Canadian bishop (1859-1913)

Joseph-Alfred Archambeault (May 23, 1859 - April 25, 1913) was a Roman Catholic priest and bishop in Canada. He was the first bishop of Joliette, Quebec.

He was born in L'Assomption, Canada Lower Canada and educated at the Grand Séminaire de Montréal. He was ordained in 1882 and obtained doctorates in theology and canon law in Rome. He taught in Montreal and worked as a chancellor. He was ordained as a bishop in 1904 and assigned the newly created diocese in Joliette. He created new educational institutions in Joliette and campaigned for temperance. He published a letter against a book that criticised the Catholic Church's opposition to the theory of evolution, and threatened to excommunicate its author.

==Early life, family, and education==

Archambeault was born in L'Assomption, Canada, on May 23, 1859. His father was Louis Archambeault, a politician, and his mother was Marguerite-Élisabeth Dugal. His brother was Horace Archambeault. Joseph was baptised Joseph-Hector-Alfred Archambeault.

Archambeault completed classical studies at Collège de l'Assomption from 1870 to 1877 and did his seminary studies at the Grand Séminaire de Montréal. He was ordained as a priest in 1882 and went to Rome to obtain doctorates in theology and canon law.

==Early religious career==

Archambeault returned to Canada and taught philosophy at Collège de L’Assomption from 1885 to 1888. He moved to Montreal in 1888 to be the vice-chancellor to archbishop Édouard-Charles Fabre, and was promoted as chancellor in 1892. He was also ecclesiastical superior of the Sisters of Charity of Providence from 1891-1904. He started teaching natural law at Université Laval in 1888 and was the university's rector from 1902-1904.

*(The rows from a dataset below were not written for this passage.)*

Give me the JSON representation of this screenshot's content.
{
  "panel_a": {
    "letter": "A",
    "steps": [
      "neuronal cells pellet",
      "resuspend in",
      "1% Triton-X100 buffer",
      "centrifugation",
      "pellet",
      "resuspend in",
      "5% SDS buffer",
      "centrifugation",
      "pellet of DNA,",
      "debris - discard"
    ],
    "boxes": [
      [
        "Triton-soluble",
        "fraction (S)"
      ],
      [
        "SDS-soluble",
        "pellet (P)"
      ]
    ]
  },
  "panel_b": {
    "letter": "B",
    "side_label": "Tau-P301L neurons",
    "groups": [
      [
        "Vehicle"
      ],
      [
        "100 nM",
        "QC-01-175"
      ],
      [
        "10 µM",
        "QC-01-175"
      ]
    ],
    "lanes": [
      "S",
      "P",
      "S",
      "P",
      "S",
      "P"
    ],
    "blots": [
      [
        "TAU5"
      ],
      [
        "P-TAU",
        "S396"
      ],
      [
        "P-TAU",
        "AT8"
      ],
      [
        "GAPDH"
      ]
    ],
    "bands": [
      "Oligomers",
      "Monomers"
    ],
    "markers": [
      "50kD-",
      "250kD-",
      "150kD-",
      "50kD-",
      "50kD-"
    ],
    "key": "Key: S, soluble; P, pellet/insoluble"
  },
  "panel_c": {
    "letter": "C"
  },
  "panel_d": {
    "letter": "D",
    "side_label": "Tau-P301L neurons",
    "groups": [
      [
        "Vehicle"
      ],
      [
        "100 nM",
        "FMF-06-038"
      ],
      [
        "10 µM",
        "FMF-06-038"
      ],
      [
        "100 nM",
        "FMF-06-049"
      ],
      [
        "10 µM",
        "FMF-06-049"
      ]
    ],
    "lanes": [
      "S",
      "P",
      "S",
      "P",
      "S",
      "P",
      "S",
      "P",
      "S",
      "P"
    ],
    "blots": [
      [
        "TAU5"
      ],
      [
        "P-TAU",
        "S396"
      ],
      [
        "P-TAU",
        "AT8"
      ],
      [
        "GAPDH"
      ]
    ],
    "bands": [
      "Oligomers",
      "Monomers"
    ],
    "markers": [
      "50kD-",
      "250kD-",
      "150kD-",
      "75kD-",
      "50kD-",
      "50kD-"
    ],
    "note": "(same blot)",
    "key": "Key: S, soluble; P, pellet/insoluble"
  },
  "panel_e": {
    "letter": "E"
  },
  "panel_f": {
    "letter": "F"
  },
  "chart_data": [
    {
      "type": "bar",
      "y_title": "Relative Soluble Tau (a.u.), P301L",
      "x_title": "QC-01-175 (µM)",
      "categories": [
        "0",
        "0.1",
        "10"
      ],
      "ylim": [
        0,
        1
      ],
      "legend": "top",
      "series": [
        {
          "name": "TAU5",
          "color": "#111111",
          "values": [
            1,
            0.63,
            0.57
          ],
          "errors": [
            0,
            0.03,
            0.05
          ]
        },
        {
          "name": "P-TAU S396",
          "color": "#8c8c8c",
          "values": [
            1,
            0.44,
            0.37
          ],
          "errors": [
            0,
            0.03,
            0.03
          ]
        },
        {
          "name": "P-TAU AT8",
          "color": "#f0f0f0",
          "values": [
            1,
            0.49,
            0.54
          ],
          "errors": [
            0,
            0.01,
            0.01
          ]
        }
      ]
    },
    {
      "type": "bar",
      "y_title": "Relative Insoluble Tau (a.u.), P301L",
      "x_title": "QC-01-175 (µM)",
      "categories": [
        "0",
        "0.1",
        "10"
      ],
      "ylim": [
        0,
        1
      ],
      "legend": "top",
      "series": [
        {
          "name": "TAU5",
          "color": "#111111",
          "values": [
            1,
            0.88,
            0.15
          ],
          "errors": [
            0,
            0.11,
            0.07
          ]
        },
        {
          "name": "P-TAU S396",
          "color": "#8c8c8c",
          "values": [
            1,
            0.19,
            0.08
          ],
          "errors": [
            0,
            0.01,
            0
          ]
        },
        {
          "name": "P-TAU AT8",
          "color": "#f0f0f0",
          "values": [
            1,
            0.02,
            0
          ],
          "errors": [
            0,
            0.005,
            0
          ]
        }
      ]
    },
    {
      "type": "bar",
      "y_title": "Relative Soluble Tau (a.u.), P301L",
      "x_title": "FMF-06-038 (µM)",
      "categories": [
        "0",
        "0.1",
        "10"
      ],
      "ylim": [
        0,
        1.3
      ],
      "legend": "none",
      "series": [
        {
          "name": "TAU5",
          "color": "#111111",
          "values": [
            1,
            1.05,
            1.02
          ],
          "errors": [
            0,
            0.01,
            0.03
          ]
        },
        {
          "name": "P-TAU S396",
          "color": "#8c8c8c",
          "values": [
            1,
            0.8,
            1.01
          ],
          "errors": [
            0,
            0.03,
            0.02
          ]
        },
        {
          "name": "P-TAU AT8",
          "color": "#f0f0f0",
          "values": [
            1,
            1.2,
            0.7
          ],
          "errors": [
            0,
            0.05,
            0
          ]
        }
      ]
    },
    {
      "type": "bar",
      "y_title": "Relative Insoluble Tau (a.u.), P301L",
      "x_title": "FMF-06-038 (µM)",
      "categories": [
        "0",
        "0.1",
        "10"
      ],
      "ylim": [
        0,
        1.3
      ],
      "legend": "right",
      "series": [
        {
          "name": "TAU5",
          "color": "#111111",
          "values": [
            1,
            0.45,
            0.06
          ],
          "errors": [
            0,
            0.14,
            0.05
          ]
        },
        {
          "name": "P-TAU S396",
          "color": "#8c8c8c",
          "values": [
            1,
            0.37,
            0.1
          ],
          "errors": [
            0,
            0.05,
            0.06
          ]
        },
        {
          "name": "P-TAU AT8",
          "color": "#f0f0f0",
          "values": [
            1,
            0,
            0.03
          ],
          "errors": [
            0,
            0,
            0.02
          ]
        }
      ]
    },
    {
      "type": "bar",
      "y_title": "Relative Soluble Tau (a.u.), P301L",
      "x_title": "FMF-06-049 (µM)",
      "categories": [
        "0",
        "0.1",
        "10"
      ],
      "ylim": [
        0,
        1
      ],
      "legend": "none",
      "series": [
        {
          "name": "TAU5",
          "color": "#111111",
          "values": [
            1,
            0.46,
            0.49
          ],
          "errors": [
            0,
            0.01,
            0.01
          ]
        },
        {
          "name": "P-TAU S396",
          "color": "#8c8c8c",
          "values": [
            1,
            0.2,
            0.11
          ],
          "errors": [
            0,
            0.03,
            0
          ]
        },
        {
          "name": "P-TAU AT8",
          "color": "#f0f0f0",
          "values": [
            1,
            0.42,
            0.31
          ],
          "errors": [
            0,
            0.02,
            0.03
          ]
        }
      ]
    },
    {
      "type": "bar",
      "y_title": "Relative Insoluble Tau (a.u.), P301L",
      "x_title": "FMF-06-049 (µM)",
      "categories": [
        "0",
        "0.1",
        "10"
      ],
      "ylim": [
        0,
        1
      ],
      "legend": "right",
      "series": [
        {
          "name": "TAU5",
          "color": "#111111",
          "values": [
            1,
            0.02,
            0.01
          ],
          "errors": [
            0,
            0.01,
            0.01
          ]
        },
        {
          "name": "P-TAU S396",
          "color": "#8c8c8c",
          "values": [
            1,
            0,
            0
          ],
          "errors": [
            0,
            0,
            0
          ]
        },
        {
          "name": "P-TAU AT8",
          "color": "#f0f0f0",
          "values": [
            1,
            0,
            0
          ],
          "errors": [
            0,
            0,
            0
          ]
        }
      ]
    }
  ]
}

Archambeault became a canon in 1891. In 1896, he was chosen by Fabre to represent his interests in Rome, and a protonotary apostolic in 1902.

==Role of bishop==

In 1904, Archambeault was ordained as bishop for the newly created diocese of Joliette. He restored the cathedral in Joliette and added decorations. He required candidates for the priesthood to study for three years at the Grand Séminaire and created Collège Joliette. He also created elementary schools in the region and a board of examiners for teachers. He supported temperance, releasing a pastoral letter in 1906 in support of this, and campaigned against events and shows in Joliette that he considered immoral. In 1911 a doctor named Albert Laurendeau published a book criticising the Catholic Church's opposition to the theory of evolution. Archambeault published a circular against the book in 1912, required all parishes to read it out loud, and threatened to excommunicate Laurendeau unless he recanted the book. In Quebec at the time, this would have meant social death. Laurendeau acquiesced to recant in a letter, which Archambeault published against Laurendeau's wishes.

He was the secretary at the first meeting of Canadian prelates and published a pastoral letter about the Eucharist at the 1910 International Eucharistic Congress in Montreal.

==Later life and death==

Archambeault's health deteriorated after the congress in Montréal. He also postponed a trip to Rome. He attended the Eucharistic Congress in Vienna and visited friends in Rome and Paris in 1912. Archambeault died on April 25, 1913, in Saint-Thomas, Quebec.